Online Reviews Translate to Big Bucks
As I document in my new book “Reading the Comments: Likers, Haters, and Manipulators at the Bottom of the Web”, online reviews affect merchants’ bottom lines. Multiple studies have shown that good reviews permit merchants to charge higher prices, increase restaurant bookings, and sales of books, hotel rooms, and video games. Accordingly, review platforms are worth millions. TripAdvisor 2011’s IPO was valued at over U.S.$3 billion. In 2013, Amazon purchased Goodreads, the book review and discussion site, for $150 million. Google had its own review acquisition spree, including Zagat in 2011 and Frommer’s Travel in 2012.
Beyond consumers, merchants, and review platforms, there’s another actor keen on benefiting from online reviews: illicit manipulators. From overseas “sweatshops“ (that earn pennies per post) to the “boutique” reputation services for the rich, there is a vast market for online deceit. By finding patterns in posts (such as the ratio of positive to negative words) and activity (such as a negative review quickly followed by a positive one), studies estimate that 10–30 percent of reviews are fake. Similarly, Yelp discloses that about a quarter of its reviews are “filtered“ as unreliable—they are not easily seen and are excluded from services’ average number of stars.
Social Steps In
What to do? Some suggest the “social graph” as a solution: favoring the comments and activities of users’ friends over the recommendations of strangers. Instead of reading an anonymous review of an eatery, you are informed that your friend Alice enjoyed her sandwich there.
But this solution assumes that platforms themselves (and your buddy Alice) can be trusted. Review sites including Yelp have been accused of extorting merchants by rigging which reviews are seen depending on whether merchants paid for advertising—especially when Yelp’s own employees write a bad review after a merchant declines to advertise.

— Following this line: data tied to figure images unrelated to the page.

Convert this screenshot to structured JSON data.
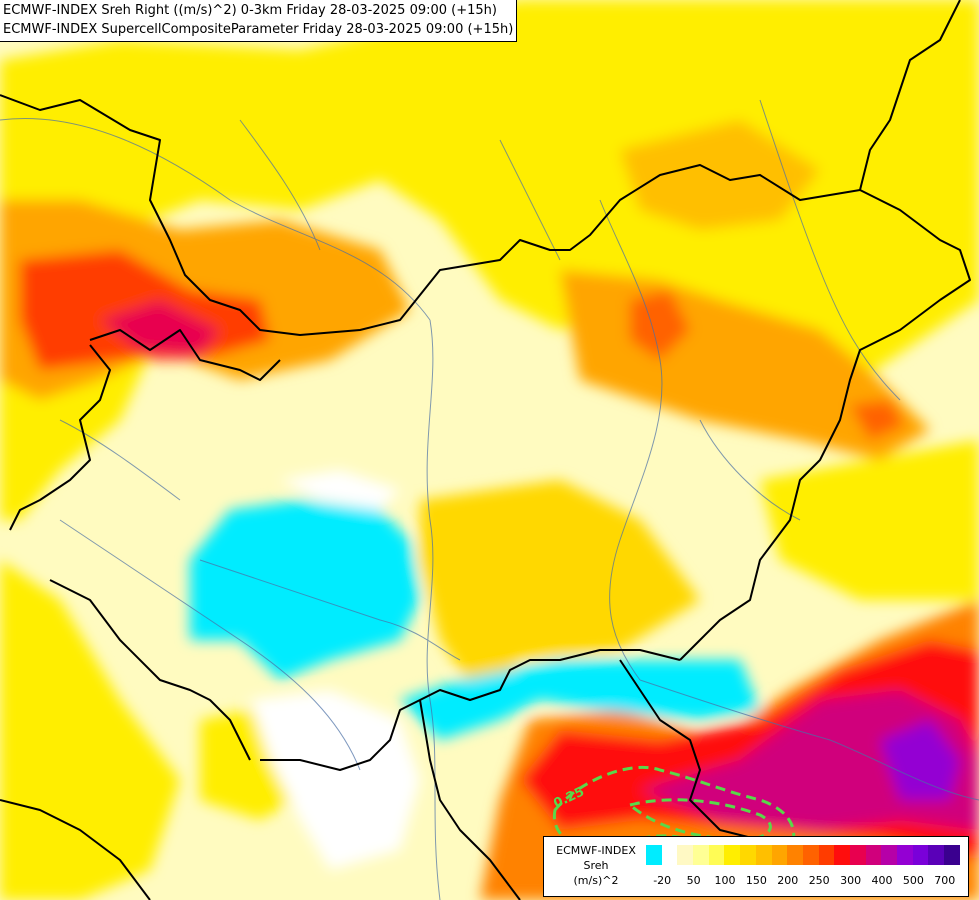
{
  "header": {
    "line1": "ECMWF-INDEX Sreh Right ((m/s)^2) 0-3km Friday 28-03-2025 09:00 (+15h)",
    "line2": "ECMWF-INDEX SupercellCompositeParameter Friday 28-03-2025 09:00 (+15h)"
  },
  "contour_label": "0.25",
  "legend": {
    "title_lines": [
      "ECMWF-INDEX",
      "Sreh",
      "(m/s)^2"
    ],
    "colors": [
      "#00ecff",
      "#ffffff",
      "#fff9c4",
      "#ffff95",
      "#fffc55",
      "#ffee00",
      "#ffd800",
      "#ffbf00",
      "#ffa500",
      "#ff8200",
      "#ff6200",
      "#ff3c00",
      "#ff0d0d",
      "#e8004f",
      "#d0007c",
      "#b600a8",
      "#9400d3",
      "#7a00d9",
      "#5a00b8",
      "#3a008f"
    ],
    "ticks": [
      "-20",
      "50",
      "100",
      "150",
      "200",
      "250",
      "300",
      "400",
      "500",
      "700"
    ],
    "tick_swatch_index": [
      1,
      3,
      5,
      7,
      9,
      11,
      13,
      15,
      17,
      19
    ]
  }
}
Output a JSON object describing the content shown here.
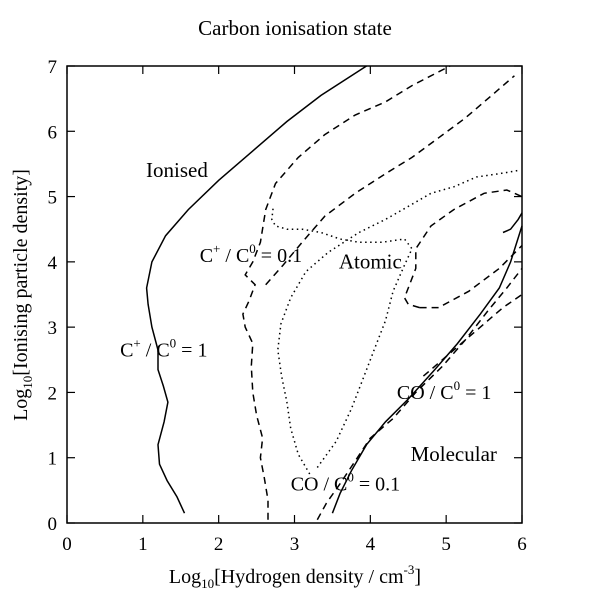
{
  "chart_data": {
    "type": "line",
    "title": "Carbon ionisation state",
    "xlabel": "Log",
    "xlabel_sub": "10",
    "xlabel_rest": "[Hydrogen density / cm",
    "xlabel_sup": "-3",
    "xlabel_end": "]",
    "ylabel": "Log",
    "ylabel_sub": "10",
    "ylabel_rest": "[Ionising particle density]",
    "xlim": [
      0,
      6
    ],
    "ylim": [
      0,
      7
    ],
    "xticks": [
      "0",
      "1",
      "2",
      "3",
      "4",
      "5",
      "6"
    ],
    "yticks": [
      "0",
      "1",
      "2",
      "3",
      "4",
      "5",
      "6",
      "7"
    ],
    "grid": false,
    "regions": [
      {
        "text": "Ionised",
        "x": 1.45,
        "y": 5.3
      },
      {
        "text": "Atomic",
        "x": 4.0,
        "y": 3.9
      },
      {
        "text": "Molecular",
        "x": 5.1,
        "y": 0.95
      }
    ],
    "contour_labels": [
      {
        "lhs": "C",
        "sup": "+",
        "mid": " / C",
        "sup2": "0",
        "rhs": " = 0.1",
        "x": 1.75,
        "y": 4.0
      },
      {
        "lhs": "C",
        "sup": "+",
        "mid": " / C",
        "sup2": "0",
        "rhs": " = 1",
        "x": 0.7,
        "y": 2.55
      },
      {
        "lhs": "CO / C",
        "sup": "",
        "mid": "",
        "sup2": "0",
        "rhs": " = 1",
        "x": 4.35,
        "y": 1.9
      },
      {
        "lhs": "CO / C",
        "sup": "",
        "mid": "",
        "sup2": "0",
        "rhs": " = 0.1",
        "x": 2.95,
        "y": 0.5
      }
    ],
    "series": [
      {
        "style": "solid",
        "points": [
          [
            1.55,
            0.15
          ],
          [
            1.45,
            0.4
          ],
          [
            1.32,
            0.65
          ],
          [
            1.22,
            0.9
          ],
          [
            1.2,
            1.2
          ],
          [
            1.28,
            1.55
          ],
          [
            1.33,
            1.85
          ],
          [
            1.27,
            2.1
          ],
          [
            1.2,
            2.35
          ],
          [
            1.2,
            2.65
          ],
          [
            1.12,
            3.0
          ],
          [
            1.07,
            3.35
          ],
          [
            1.05,
            3.6
          ],
          [
            1.12,
            4.0
          ],
          [
            1.3,
            4.4
          ],
          [
            1.6,
            4.8
          ],
          [
            2.0,
            5.25
          ],
          [
            2.45,
            5.7
          ],
          [
            2.9,
            6.15
          ],
          [
            3.35,
            6.55
          ],
          [
            3.95,
            7.0
          ]
        ]
      },
      {
        "style": "dashed",
        "points": [
          [
            2.65,
            0.05
          ],
          [
            2.65,
            0.35
          ],
          [
            2.6,
            0.7
          ],
          [
            2.55,
            1.0
          ],
          [
            2.58,
            1.3
          ],
          [
            2.5,
            1.65
          ],
          [
            2.45,
            2.0
          ],
          [
            2.43,
            2.4
          ],
          [
            2.45,
            2.75
          ],
          [
            2.35,
            3.0
          ],
          [
            2.32,
            3.2
          ],
          [
            2.4,
            3.4
          ],
          [
            2.48,
            3.65
          ],
          [
            2.35,
            3.8
          ],
          [
            2.45,
            4.0
          ],
          [
            2.55,
            4.3
          ],
          [
            2.62,
            4.8
          ],
          [
            2.75,
            5.2
          ],
          [
            3.05,
            5.6
          ],
          [
            3.4,
            5.95
          ],
          [
            3.8,
            6.25
          ],
          [
            4.2,
            6.45
          ],
          [
            4.55,
            6.7
          ],
          [
            5.05,
            7.0
          ]
        ]
      },
      {
        "style": "dashed",
        "points": [
          [
            2.62,
            3.65
          ],
          [
            2.85,
            3.95
          ],
          [
            3.1,
            4.3
          ],
          [
            3.4,
            4.7
          ],
          [
            3.8,
            5.05
          ],
          [
            4.2,
            5.35
          ],
          [
            4.55,
            5.6
          ],
          [
            4.9,
            5.9
          ],
          [
            5.25,
            6.2
          ],
          [
            5.6,
            6.55
          ],
          [
            5.9,
            6.85
          ]
        ]
      },
      {
        "style": "dashed",
        "points": [
          [
            3.3,
            0.05
          ],
          [
            3.42,
            0.3
          ],
          [
            3.6,
            0.6
          ],
          [
            3.8,
            0.95
          ],
          [
            4.0,
            1.3
          ],
          [
            4.3,
            1.6
          ],
          [
            4.6,
            2.0
          ],
          [
            4.95,
            2.4
          ],
          [
            5.25,
            2.8
          ],
          [
            5.55,
            3.25
          ],
          [
            5.8,
            3.6
          ],
          [
            6.0,
            3.9
          ]
        ]
      },
      {
        "style": "dashed",
        "points": [
          [
            4.7,
            2.25
          ],
          [
            5.0,
            2.55
          ],
          [
            5.4,
            2.95
          ],
          [
            5.75,
            3.3
          ],
          [
            6.0,
            3.5
          ]
        ]
      },
      {
        "style": "dashed",
        "points": [
          [
            4.65,
            3.3
          ],
          [
            4.5,
            3.35
          ],
          [
            4.45,
            3.45
          ],
          [
            4.6,
            3.9
          ],
          [
            4.6,
            4.2
          ],
          [
            4.8,
            4.55
          ],
          [
            5.1,
            4.8
          ],
          [
            5.5,
            5.05
          ],
          [
            5.8,
            5.1
          ],
          [
            6.0,
            5.0
          ]
        ]
      },
      {
        "style": "dashed",
        "points": [
          [
            4.65,
            3.3
          ],
          [
            4.9,
            3.3
          ],
          [
            5.3,
            3.55
          ],
          [
            5.7,
            3.9
          ],
          [
            6.0,
            4.25
          ]
        ]
      },
      {
        "style": "dotted",
        "points": [
          [
            3.2,
            0.75
          ],
          [
            3.05,
            1.05
          ],
          [
            2.95,
            1.45
          ],
          [
            2.9,
            1.85
          ],
          [
            2.83,
            2.25
          ],
          [
            2.78,
            2.65
          ],
          [
            2.82,
            3.05
          ],
          [
            2.95,
            3.45
          ],
          [
            3.15,
            3.85
          ],
          [
            3.45,
            4.15
          ],
          [
            3.85,
            4.45
          ],
          [
            4.2,
            4.65
          ],
          [
            4.5,
            4.85
          ],
          [
            4.8,
            5.05
          ],
          [
            5.1,
            5.15
          ],
          [
            5.4,
            5.3
          ],
          [
            5.7,
            5.35
          ],
          [
            5.95,
            5.4
          ]
        ]
      },
      {
        "style": "dotted",
        "points": [
          [
            3.3,
            0.85
          ],
          [
            3.55,
            1.25
          ],
          [
            3.75,
            1.75
          ],
          [
            3.9,
            2.2
          ],
          [
            4.05,
            2.65
          ],
          [
            4.2,
            3.1
          ],
          [
            4.3,
            3.55
          ],
          [
            4.45,
            3.95
          ],
          [
            4.55,
            4.2
          ],
          [
            4.45,
            4.35
          ],
          [
            4.15,
            4.3
          ],
          [
            3.85,
            4.3
          ],
          [
            3.6,
            4.35
          ],
          [
            3.35,
            4.45
          ],
          [
            3.1,
            4.5
          ],
          [
            2.9,
            4.5
          ],
          [
            2.75,
            4.55
          ],
          [
            2.7,
            4.65
          ],
          [
            2.72,
            4.85
          ]
        ]
      },
      {
        "style": "solid",
        "points": [
          [
            3.5,
            0.15
          ],
          [
            3.6,
            0.45
          ],
          [
            3.75,
            0.8
          ],
          [
            3.95,
            1.2
          ],
          [
            4.2,
            1.55
          ],
          [
            4.5,
            1.9
          ],
          [
            4.85,
            2.35
          ],
          [
            5.15,
            2.75
          ],
          [
            5.45,
            3.2
          ],
          [
            5.7,
            3.6
          ],
          [
            5.85,
            4.0
          ],
          [
            6.0,
            4.55
          ]
        ]
      },
      {
        "style": "solid",
        "points": [
          [
            5.75,
            4.45
          ],
          [
            5.85,
            4.5
          ],
          [
            5.95,
            4.65
          ],
          [
            6.0,
            4.75
          ]
        ]
      }
    ]
  }
}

So far, Yelp has prevailed in the courts and review platforms will continue to profit by manipulating the visibility of users’ praise and pillory.
Facebook was accused of abusing both its advertisers and end users with its Sponsored Stories program, which it described as “messages coming from friends about them engaging with a Page, app, or event that a business, organization, or individual has paid to highlight so there’s a better chance people see them.” Businesses that had Page accounts were upset when they found they were having a more difficult time reaching their fans: on average, only 15 percent saw these Sponsored Story messages. If clients wished to reach more fans, they needed to pay for more Sponsored Stories; many complaints soon followed.
Worse yet, end users were surprised to find themselves appearing in Facebook ads. A plaintiff in a lawsuit against Facebook appeared in ads because she had “liked” an online French language course in hopes of getting a discount. Facebook is not alone. Google+ has “shared endorsements“ and, in addition to its ”promoted tweets,” Twitter will reportedly start filtering and shaping its users’ timelines later in 2015.
Additionally, moving to the social graph is only likely to implicate one’s acquaintances in the same game. Users, too, are tempted to exploit the social graph. When our friend Alice posted that she enjoyed the sandwich, perhaps it was because she also got a free drink for doing so? Shoppers click “like” in hopes of a discount and recommend products to acquaintances so as to get a referral fee. Much of this is driven by the extraordinary value of review today, the rapacious desire to rate and rank everything, the consequent dynamic of competition and the sense that everyone else is already doing it.
The social graph will not save us, it may very well make shills of us all.